Une nouvelle séance, semi-virtuelle, du conseil communal de Liège en ce dernier lundi de juin
Une nouvelle séance, semi-virtuelle, du conseil communal de Liège en ce dernier lundi de juin - © Michel Gretry

C’est la question posée ce lundi soir, par une conseillère communale de la majorité, une élue socialiste. Une interrogation qui fait suite à la manifestation black lives matter tolérée, au début du mois, puis à l’action de membres du personnel des forces de l’ordre, le "dépôt de menottes", deux semaines plus tard. Un point de vue partagé par le centre démocrate humaniste : les bodycam dont la ville a récemment décidé d’équiper ses policiers vont sans doute apaiser des situations conflictuelles, mais elles ne vont pas rétablir le dialogue.

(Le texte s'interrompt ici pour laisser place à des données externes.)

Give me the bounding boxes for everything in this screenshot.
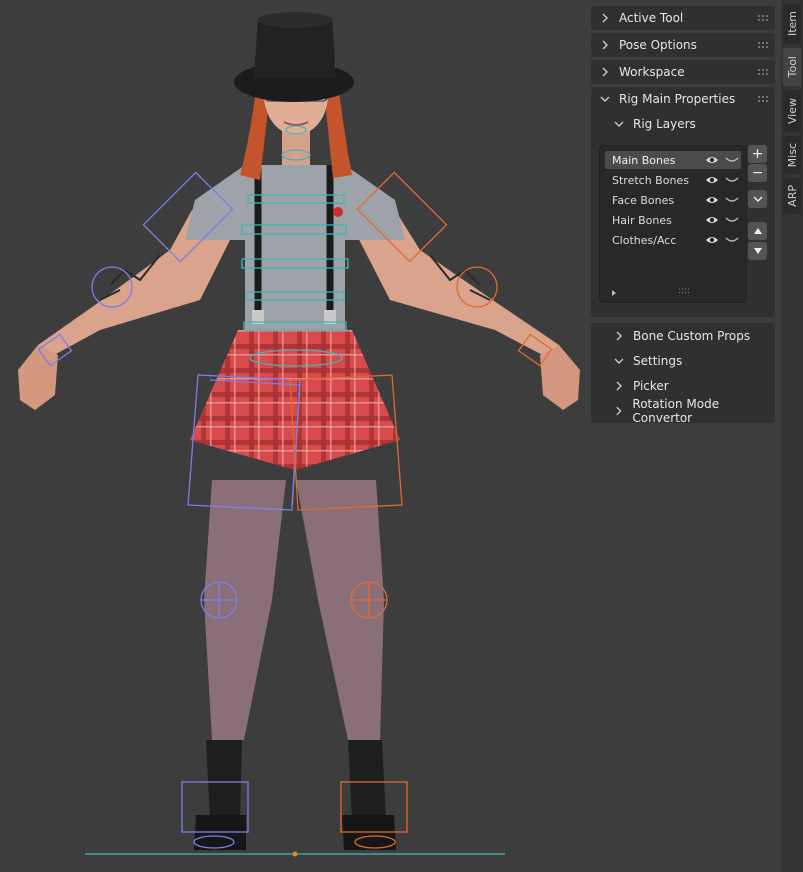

Le bourgmestre Demeyer a reconnu que "c’est globalement compliqué, le maintien de l’ordre, actuellement : les technologies peuvent aider à éviter des bavures, qui sont rares mais qui peuvent survenir ; je suis pour le community policing, une police de proximité, une police inclusive, et nous discuterons prochainement de ce malaise dans une commission communale". Une réponse qui n’a pas totalement convaincu, sur les bancs de l’opposition, qui déplore notamment les problèmes d’effectifs pour assurer une présence, et une prévention efficace.